Brève histoire du vivant
Publié en février 2026. Par Olivier Postel-Vinay.
Pourquoi le cœlacanthe est-il plus proche de nous que le poisson rouge ? Parce que ses nageoires anticipent les os de nos membres. Une bonne raison de manger un homard ? Observez les branchies à la base des pattes : ce sont les probables précurseurs des ailes des insectes.

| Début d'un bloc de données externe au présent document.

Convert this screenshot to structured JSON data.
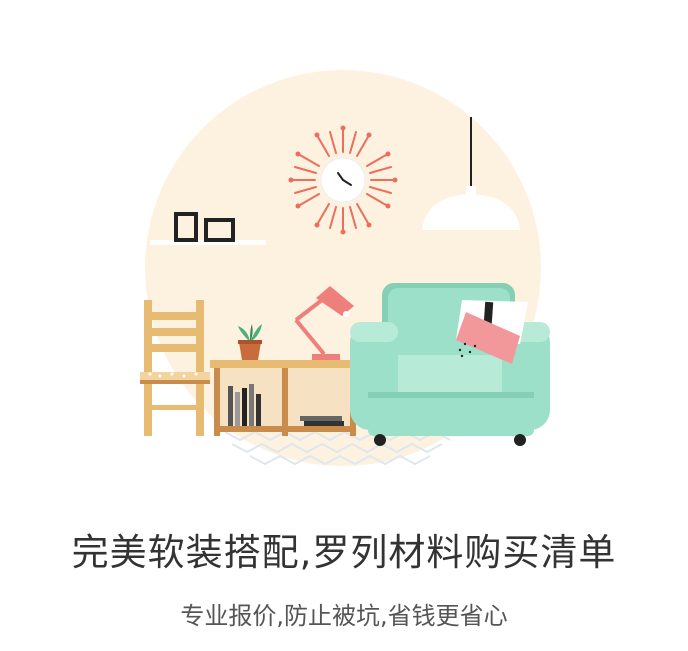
{
  "headline": "完美软装搭配,罗列材料购买清单",
  "subline": "专业报价,防止被坑,省钱更省心",
  "colors": {
    "circle_bg": "#fdf1e0",
    "sofa": "#9de0c9",
    "sofa_shadow": "#84cfb5",
    "wood": "#e8bb73",
    "wood_dark": "#c98c4a",
    "lamp": "#ee7f7b",
    "clock_rays": "#ee6d5d",
    "text_main": "#333333",
    "text_sub": "#555555"
  },
  "icons": {
    "clock": "wall-clock-icon",
    "pendant_lamp": "pendant-lamp-icon",
    "desk_lamp": "desk-lamp-icon",
    "armchair": "armchair-icon",
    "chair": "wooden-chair-icon",
    "plant": "potted-plant-icon",
    "frames": "picture-frames-icon",
    "shelf": "bookshelf-table-icon"
  }
}
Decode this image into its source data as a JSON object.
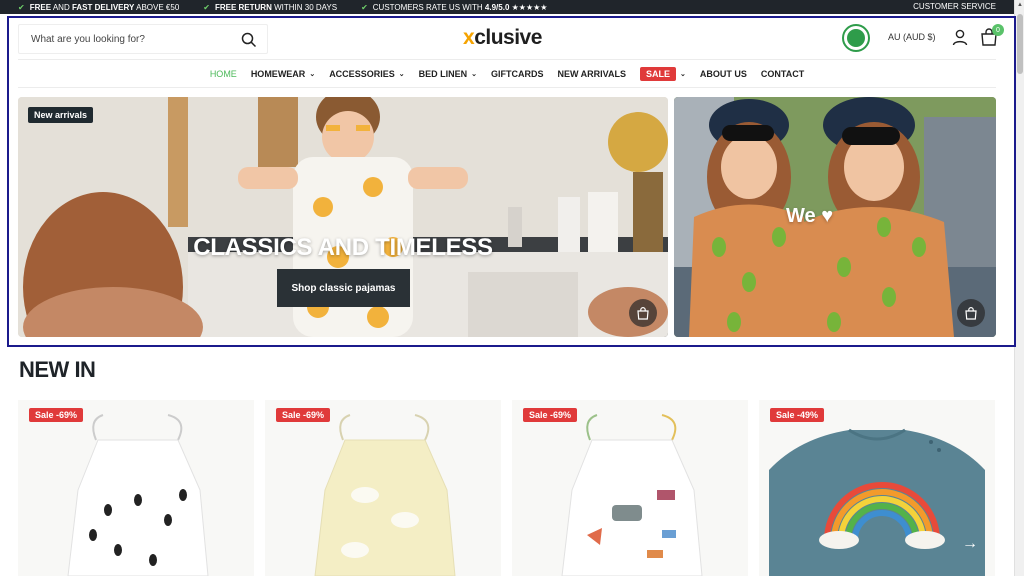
{
  "topbar": {
    "usps": [
      {
        "bold": "FREE",
        "text1": " AND ",
        "bold2": "FAST DELIVERY",
        "text2": " ABOVE €50"
      },
      {
        "bold": "FREE RETURN",
        "text1": " WITHIN 30 DAYS",
        "bold2": "",
        "text2": ""
      },
      {
        "bold": "",
        "text1": "CUSTOMERS RATE US WITH ",
        "bold2": "4.9/5.0",
        "text2": " ★★★★★"
      }
    ],
    "customer_service": "CUSTOMER SERVICE"
  },
  "header": {
    "search_placeholder": "What are you looking for?",
    "logo_x": "x",
    "logo_rest": "clusive",
    "currency": "AU (AUD $)",
    "cart_count": "0"
  },
  "nav": {
    "items": [
      {
        "label": "HOME"
      },
      {
        "label": "HOMEWEAR"
      },
      {
        "label": "ACCESSORIES"
      },
      {
        "label": "BED LINEN"
      },
      {
        "label": "GIFTCARDS"
      },
      {
        "label": "NEW ARRIVALS"
      },
      {
        "label": "SALE"
      },
      {
        "label": "ABOUT US"
      },
      {
        "label": "CONTACT"
      }
    ]
  },
  "hero": {
    "left": {
      "badge": "New arrivals",
      "title": "CLASSICS AND TIMELESS",
      "button": "Shop classic pajamas"
    },
    "right": {
      "title": "We ♥"
    }
  },
  "new_in": {
    "title": "NEW IN",
    "products": [
      {
        "sale": "Sale -69%"
      },
      {
        "sale": "Sale -69%"
      },
      {
        "sale": "Sale -69%"
      },
      {
        "sale": "Sale -49%"
      }
    ]
  },
  "colors": {
    "accent_green": "#4cb95a",
    "sale_red": "#e03a3a",
    "topbar_bg": "#20252b",
    "logo_orange": "#f5a300"
  }
}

Pourquoi, au regard des autres singes, les testicules des humains ne sont ni gros ni petits ? Parce que – le croiriez-vous ? – notre espèce n’est ni vraiment polygame ni vraiment monogame. Spécialiste de l’origine des animaux, Max Telford nourrit son livre de remarques savoureuses, mais son ambition est ailleurs. Tout en présentant les chercheurs qui ont scandé l’histoire de son dévoilement, c’est l’état de notre savoir sur l’arbre de la vie qu’il expose avec un enthousiasme communicatif. Un puzzle monstrueux, que l’auteur reconstruit avec sûreté mais aussi humilité, note Charles Foster dans The Times Literary Supplement. À certaines des questions qu’il pose, il répond simplement : « Je n’en sais absolument rien ».
Le biologiste part des tout débuts, vers 3,5 milliards d’années ou davantage, quand s’est mystérieusement formé, au fond des mers, l’hypothétique ancêtre commun de tous les êtres vivants actuels. Une modeste bactérie... Et nous emmène pour finir au bout de l’aventure, que voici en deux mots : les continents vont entrer en collision dans un petit 250 millions d’années, provoquant des éruptions volcaniques effroyables qui viendront à bout des mammifères ; d’autres êtres vivants subsisteront, mais pas pour longtemps ; bientôt ne resteront plus que des bactéries et dans trois milliards d’années le Soleil aura fait bouillir l’eau de sa planète préférée. Tout est relatif.